I've seen OAuth2 and JWT used everywhere, but there's a big difference between using them and doing them right. The details matter, like how you design your tokens, which grant types you choose, and how carefully you validate them. Get these wrong and you'll have something that looks secure but isn't.
OAuth2 provides multiple grant types for different client contexts. For browser-based and mobile clients, Authorization Code with PKCE is the correct grant, since there's no client secret on the frontend. Client Credentials are for service-to-service authentication where no user is involved. I'd avoid Implicit flow and Resource Owner Password Credentials, as they provide no security over sending passwords directly.
I've seen cases where Implicit flow is still used, and it's a bad idea. It's like sending passwords directly to the client, which defeats the purpose of authentication. For example, a popular e-commerce site was using Implicit flow, and it was vulnerable to CSRF attacks. We had to rewrite the authentication flow to use Authorization Code with PKCE, which made it much more secure.

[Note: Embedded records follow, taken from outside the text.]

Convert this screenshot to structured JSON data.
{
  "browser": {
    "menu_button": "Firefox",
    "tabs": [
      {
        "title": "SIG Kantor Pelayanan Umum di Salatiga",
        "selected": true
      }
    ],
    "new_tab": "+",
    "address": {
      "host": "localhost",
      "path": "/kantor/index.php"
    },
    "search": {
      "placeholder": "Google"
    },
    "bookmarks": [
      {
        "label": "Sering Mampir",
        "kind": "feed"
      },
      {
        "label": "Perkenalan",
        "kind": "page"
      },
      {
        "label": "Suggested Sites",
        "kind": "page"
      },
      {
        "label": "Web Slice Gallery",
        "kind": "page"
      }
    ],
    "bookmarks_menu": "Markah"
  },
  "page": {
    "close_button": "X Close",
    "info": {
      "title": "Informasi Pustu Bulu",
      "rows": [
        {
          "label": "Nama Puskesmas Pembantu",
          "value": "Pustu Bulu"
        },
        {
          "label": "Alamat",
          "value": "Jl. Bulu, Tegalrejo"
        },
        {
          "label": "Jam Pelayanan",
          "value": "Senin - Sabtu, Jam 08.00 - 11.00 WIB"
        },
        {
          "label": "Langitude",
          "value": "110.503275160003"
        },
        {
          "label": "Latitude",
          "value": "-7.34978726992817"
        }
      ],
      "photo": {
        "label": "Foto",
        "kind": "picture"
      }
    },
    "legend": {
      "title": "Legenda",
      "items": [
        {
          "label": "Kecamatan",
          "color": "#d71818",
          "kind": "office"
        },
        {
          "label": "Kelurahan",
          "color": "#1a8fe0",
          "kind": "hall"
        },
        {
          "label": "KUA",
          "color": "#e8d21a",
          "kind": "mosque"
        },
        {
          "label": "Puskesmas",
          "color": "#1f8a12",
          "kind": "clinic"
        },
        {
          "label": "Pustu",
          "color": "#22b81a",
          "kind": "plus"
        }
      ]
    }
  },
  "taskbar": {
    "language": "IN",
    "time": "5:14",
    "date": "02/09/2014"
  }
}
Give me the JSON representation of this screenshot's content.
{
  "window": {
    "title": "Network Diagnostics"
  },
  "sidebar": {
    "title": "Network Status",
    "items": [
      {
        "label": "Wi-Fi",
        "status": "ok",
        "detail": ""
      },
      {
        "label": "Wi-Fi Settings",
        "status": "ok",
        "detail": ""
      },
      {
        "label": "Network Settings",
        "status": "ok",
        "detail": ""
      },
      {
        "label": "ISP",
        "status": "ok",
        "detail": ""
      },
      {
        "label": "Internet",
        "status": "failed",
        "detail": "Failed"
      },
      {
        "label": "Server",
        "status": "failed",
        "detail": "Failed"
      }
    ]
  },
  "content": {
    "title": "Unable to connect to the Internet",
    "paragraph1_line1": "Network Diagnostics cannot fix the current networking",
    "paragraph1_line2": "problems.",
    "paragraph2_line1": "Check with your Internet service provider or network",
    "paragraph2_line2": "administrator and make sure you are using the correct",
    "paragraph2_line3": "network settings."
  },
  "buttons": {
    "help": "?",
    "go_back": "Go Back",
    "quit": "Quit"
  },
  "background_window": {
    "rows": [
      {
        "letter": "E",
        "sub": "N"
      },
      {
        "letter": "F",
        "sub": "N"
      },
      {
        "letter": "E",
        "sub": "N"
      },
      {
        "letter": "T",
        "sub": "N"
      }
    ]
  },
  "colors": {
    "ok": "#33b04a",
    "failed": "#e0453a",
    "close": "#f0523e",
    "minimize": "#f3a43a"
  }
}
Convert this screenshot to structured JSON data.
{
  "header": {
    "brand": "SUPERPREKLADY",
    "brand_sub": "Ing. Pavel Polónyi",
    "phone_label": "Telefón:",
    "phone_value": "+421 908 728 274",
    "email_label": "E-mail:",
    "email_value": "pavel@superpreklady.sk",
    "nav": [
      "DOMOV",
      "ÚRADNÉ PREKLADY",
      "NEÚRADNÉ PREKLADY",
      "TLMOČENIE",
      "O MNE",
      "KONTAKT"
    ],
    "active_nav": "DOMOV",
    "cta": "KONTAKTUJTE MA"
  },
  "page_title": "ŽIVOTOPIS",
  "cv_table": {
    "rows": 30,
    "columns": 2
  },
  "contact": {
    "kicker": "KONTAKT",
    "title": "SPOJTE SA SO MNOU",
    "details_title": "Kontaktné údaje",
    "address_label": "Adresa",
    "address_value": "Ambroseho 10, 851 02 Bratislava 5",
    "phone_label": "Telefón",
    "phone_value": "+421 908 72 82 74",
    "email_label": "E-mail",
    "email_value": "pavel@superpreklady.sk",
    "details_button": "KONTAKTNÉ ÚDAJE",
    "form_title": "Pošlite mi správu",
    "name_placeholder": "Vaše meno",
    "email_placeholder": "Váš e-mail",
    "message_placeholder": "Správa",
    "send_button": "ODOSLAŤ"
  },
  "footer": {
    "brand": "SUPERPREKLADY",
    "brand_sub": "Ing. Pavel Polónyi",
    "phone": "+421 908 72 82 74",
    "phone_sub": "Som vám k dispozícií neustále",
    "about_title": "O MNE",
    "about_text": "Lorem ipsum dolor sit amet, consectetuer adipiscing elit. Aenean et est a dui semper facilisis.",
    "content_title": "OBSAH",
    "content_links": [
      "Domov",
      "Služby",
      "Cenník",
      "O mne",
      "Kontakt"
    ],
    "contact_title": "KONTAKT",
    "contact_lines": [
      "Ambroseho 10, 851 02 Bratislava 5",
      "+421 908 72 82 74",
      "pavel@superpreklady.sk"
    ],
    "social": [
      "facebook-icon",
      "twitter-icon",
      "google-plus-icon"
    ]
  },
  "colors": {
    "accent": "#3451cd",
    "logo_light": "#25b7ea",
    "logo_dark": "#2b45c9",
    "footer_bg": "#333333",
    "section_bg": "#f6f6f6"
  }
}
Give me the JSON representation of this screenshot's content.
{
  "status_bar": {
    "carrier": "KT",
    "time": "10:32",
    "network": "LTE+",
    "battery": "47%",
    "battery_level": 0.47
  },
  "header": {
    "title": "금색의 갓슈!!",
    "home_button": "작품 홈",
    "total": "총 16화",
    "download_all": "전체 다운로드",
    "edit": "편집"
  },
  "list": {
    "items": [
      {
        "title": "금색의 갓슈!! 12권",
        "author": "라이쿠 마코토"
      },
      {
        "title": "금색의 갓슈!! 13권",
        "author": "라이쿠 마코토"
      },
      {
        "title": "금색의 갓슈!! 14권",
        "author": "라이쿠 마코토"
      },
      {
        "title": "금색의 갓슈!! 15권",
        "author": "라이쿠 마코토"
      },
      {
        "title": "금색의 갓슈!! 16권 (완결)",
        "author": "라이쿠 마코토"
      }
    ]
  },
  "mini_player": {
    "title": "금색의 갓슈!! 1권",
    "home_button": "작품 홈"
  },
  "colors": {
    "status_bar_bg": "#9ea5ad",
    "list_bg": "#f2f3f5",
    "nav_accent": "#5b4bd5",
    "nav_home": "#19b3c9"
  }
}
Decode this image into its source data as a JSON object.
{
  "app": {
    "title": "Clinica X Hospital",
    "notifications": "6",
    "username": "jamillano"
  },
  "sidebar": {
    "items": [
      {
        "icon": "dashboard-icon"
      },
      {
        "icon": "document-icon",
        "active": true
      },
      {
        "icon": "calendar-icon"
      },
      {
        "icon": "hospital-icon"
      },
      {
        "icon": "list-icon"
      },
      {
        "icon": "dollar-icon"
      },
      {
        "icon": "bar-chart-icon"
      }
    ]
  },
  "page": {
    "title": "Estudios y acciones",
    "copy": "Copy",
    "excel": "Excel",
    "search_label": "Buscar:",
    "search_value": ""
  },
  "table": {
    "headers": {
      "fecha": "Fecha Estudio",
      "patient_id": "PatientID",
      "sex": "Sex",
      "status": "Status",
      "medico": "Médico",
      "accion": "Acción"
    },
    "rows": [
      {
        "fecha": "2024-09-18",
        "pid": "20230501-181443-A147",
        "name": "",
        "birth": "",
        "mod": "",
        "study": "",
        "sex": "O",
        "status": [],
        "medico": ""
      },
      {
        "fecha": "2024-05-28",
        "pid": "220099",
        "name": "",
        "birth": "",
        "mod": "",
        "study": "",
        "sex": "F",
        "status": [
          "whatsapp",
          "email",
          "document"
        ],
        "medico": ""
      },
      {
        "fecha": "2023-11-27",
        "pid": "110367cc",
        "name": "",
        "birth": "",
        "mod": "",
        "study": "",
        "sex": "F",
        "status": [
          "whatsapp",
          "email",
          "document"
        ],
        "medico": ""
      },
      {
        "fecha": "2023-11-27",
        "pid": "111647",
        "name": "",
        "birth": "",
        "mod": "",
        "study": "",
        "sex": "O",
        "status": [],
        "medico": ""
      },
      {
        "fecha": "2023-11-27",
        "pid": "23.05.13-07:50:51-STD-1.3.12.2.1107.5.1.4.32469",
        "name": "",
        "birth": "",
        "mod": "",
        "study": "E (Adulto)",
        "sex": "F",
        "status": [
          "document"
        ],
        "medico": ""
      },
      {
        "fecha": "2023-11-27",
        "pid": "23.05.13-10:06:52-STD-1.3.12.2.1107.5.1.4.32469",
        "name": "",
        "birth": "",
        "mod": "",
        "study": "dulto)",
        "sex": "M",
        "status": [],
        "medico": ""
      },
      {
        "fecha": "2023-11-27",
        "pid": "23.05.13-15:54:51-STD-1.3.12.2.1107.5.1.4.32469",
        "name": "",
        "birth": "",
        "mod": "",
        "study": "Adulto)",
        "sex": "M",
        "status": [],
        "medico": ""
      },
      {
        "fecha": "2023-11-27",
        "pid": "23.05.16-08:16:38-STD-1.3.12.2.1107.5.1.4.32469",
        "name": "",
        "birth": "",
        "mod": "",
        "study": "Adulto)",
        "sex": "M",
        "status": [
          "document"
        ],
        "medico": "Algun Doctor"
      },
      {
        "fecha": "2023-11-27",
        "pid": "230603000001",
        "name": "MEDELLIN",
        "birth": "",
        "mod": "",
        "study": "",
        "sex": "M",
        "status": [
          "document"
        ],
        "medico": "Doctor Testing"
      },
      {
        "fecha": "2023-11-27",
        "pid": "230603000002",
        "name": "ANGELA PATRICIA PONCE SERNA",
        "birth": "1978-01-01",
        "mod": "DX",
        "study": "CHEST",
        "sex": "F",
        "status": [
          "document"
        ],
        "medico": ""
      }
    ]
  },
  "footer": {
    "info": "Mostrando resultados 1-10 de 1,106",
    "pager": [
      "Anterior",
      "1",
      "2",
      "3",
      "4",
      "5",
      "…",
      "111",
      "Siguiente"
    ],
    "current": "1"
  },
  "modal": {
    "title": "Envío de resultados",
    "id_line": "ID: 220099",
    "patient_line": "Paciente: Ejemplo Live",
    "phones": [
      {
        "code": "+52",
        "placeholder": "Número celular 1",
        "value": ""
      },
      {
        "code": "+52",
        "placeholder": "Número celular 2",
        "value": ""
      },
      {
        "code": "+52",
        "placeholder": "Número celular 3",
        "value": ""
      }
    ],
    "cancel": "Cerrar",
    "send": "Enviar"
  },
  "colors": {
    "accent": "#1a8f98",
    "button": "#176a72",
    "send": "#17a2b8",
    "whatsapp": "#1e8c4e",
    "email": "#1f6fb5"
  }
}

A JWT contains a header, payload, and signature. When designing the payload, use 'sub' for the user identifier, not email, which can change. Include 'aud' to prevent token reuse across services, set a short 'exp' to limit the window of compromised token validity, and only include the claims the resource server needs. Over-claiming creates large tokens and inflexible authorisation.
Token design decisions have a significant impact on security. Using 'sub' for the user identifier and including 'aud' to prevent token reuse are crucial. The 'exp' claim should be set to a short duration, and only the necessary claims should be included in the token. Over-claiming can lead to large tokens and inflexible authorisation, making it harder to manage access control. For instance, we had a situation where a token was 10KB in size, and it was causing performance issues. We had to reduce the number of claims in the token, which improved performance and reduced the attack surface.
JWT validation must verify the signature, expiry, audience, and issuer. Missing any of these validations creates an exploitable security vulnerability. The signature must be verified using the correct algorithm, and 'none' algorithm should be rejected regardless of what the token header says. The OWASP JWT Security Cheat Sheet provides a complete validation checklist. It's essential to use a library that implements JWT validation correctly, such as the one provided by the Java JWT library.
Access tokens should be short-lived, lasting minutes to an hour. Refresh tokens allow obtaining new access tokens without re-authentication. But refresh token rotation is crucial: issue a new refresh token with each use, and invalidate the old one. This limits the impact of refresh token theft, as a stolen refresh token can only be used once before the legitimate holder's next use detects the compromise.
The grant type selection determines the security properties of the authentication. Authorization Code with PKCE is the correct grant for browser-based and mobile clients, while Client Credentials are for service-to-service authentication. Understanding the different grant types and their use cases is essential for building secure APIs.
I've seen cases where refresh tokens are not rotated, and it's a security risk. Rotate refresh tokens and detect single-use violations to prevent unauthorized access. It's not just about following best practices, but also about understanding the security properties of the authentication.
By following these best practices and understanding the details of OAuth2 and JWT, you can build secure APIs that protect user data and prevent unauthorized access. It's not just about using the right technologies, but also about doing them right.